Vandali a scuola, in fiamme registri e libri

Lunedì tutte le classi saranno agibili L’incredulità degli studenti: «Non può essere stato un nostro compagno»

«I vandali, un incendio... Lo sa che mi sembra incredibile? Non perché questa scuola sia speciale, ma si sta bene qui, molto bene rispetto a quello che sento dire di tanti altri istituti. Ci siamo arrabbiati parecchio io e i miei compagni quando abbiamo sentito quello che è accaduto e non credo proprio che tra i responsabili ci sia qualcuno di noi, un allievo. La preside ci ha detto che è contenta di questa nostra reazione perché sostiene che così abbiamo dimostrato di aver compreso che un danno fatto alla scuola è un danno fatto a tutti noi... Ma io sono sicuro che qualunque persona normale avrebbe reagito con sdegno di fronte a fatti del genere...».

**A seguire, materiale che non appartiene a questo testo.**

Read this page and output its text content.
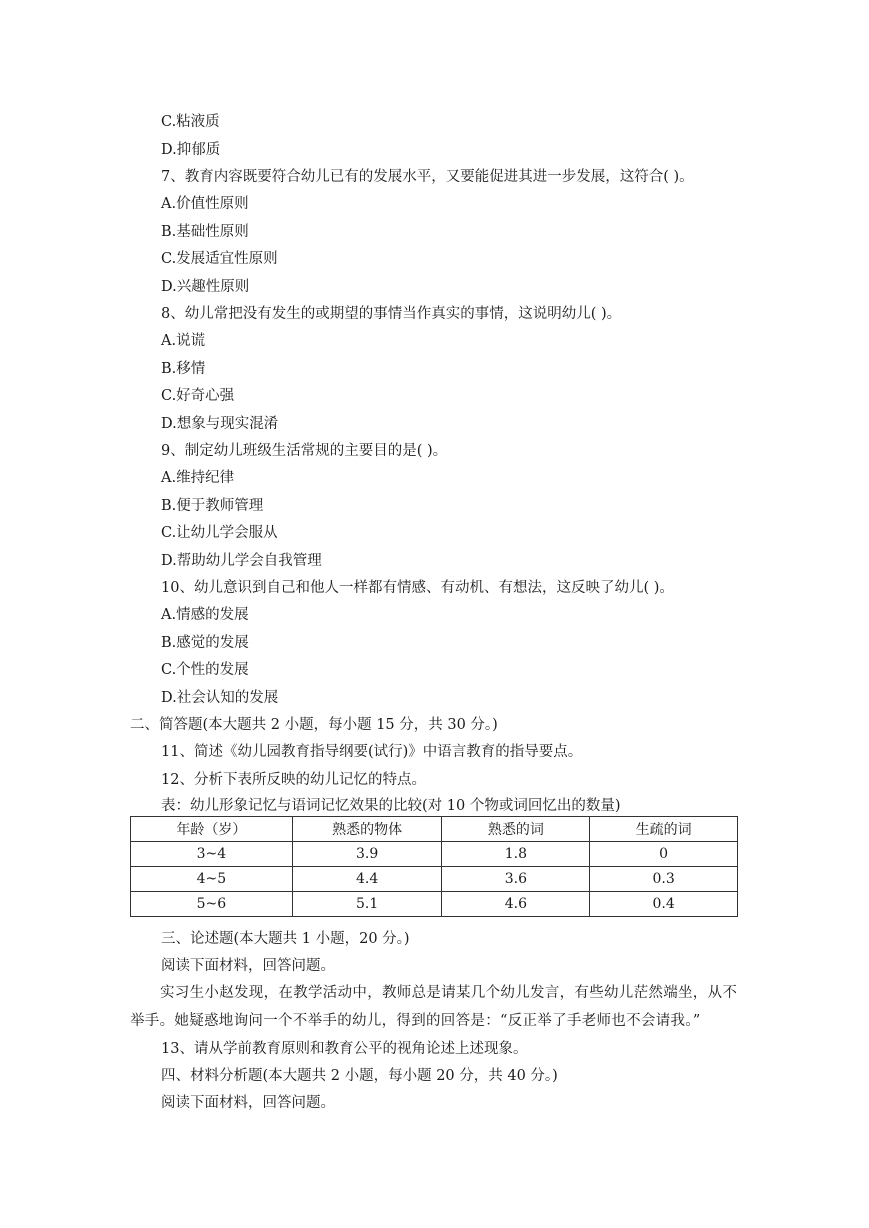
C.粘液质
D.抑郁质
7、教育内容既要符合幼儿已有的发展水平，又要能促进其进一步发展，这符合( )。
A.价值性原则
B.基础性原则
C.发展适宜性原则
D.兴趣性原则
8、幼儿常把没有发生的或期望的事情当作真实的事情，这说明幼儿( )。
A.说谎
B.移情
C.好奇心强
D.想象与现实混淆
9、制定幼儿班级生活常规的主要目的是( )。
A.维持纪律
B.便于教师管理
C.让幼儿学会服从
D.帮助幼儿学会自我管理
10、幼儿意识到自己和他人一样都有情感、有动机、有想法，这反映了幼儿( )。
A.情感的发展
B.感觉的发展
C.个性的发展
D.社会认知的发展
二、简答题(本大题共 2 小题，每小题 15 分，共 30 分。)
11、简述《幼儿园教育指导纲要(试行)》中语言教育的指导要点。
12、分析下表所反映的幼儿记忆的特点。
表：幼儿形象记忆与语词记忆效果的比较(对 10 个物或词回忆出的数量)
年龄（岁）	熟悉的物体	熟悉的词	生疏的词
3~4	3.9	1.8	0
4~5	4.4	3.6	0.3
5~6	5.1	4.6	0.4
三、论述题(本大题共 1 小题，20 分。)
阅读下面材料，回答问题。
实习生小赵发现，在教学活动中，教师总是请某几个幼儿发言，有些幼儿茫然端坐，从不举手。她疑惑地询问一个不举手的幼儿，得到的回答是：“反正举了手老师也不会请我。”
13、请从学前教育原则和教育公平的视角论述上述现象。
四、材料分析题(本大题共 2 小题，每小题 20 分，共 40 分。)
阅读下面材料，回答问题。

Quella di Marco G., 12 anni, è un po’ il riassunto delle frasi raccolte ieri mattina tra gli studenti della scuola media Trevisani-Scaetta di via Andrea Cesalpino, a Gorla, un grosso istituto costruito su tre piani dove l’altra notte dei vandali, ancora ignoti, sono entrati dalla palestra al pianterreno (almeno secondo la ricostruzione dei carabinieri della compagnia Porta Monforte che conducono le indagini e non hanno trovato alcun segno d’effrazione, ndr) hanno rotto quattro armadietti di metallo contenenti le divise della squadra di basket della scuola. Quindi sono saliti al piano superiore, hanno forzato la porta della segreteria e appiccato il fuoco a due registri, ad alcuni vecchi libri e a delle fotocopie, senza però portar via nulla. Dopo aver appiccato le fiamme, sono fuggiti facendo scattare l’allarme antincendio. Erano le 3.20 circa quando gli uomini della vigilanza - la pattuglia della Sicuritalia a cui è affidato il compito di vigilare sull’istituto - hanno chiamato i vigili del fuoco perchè, sentito l’allarme antincendio, hanno notato il fumo che usciva dalla scuola. I pompieri hanno domato l’incendio in circa venti minuti.
«Nessuno problema: abbiamo fatto lezione regolarmente, gli ambienti della scuola sono tutti agibili. Già per domani (oggi per chi legge, ndr) o al massimo per lunedì le due aule saranno ripulite e i bambini trasferiti in due laboratori al terzo piano rientreranno nelle loro classi» ha dichiarato ieri mattina Anna Zoppi, preside dell’istituto che, oltre alla media Trevisani comprende anche la scuola primaria per disabili Paolo e Larissa Pini di via Stefanardo da Vimercate (il proseguimento di via Cesalpino) e l’elementare Francesco Crispi di via Sant’Elembardo (sempre a Gorla, ma sull’altro lato di viale Monza rispetto alla scuola dov’è scoppiato l’incendio).
«Mi hanno chiamato diversi genitori - conclude la preside quasi commossa - mi hanno offerto tutto il loro sostegno. E questo mi rincuora molto».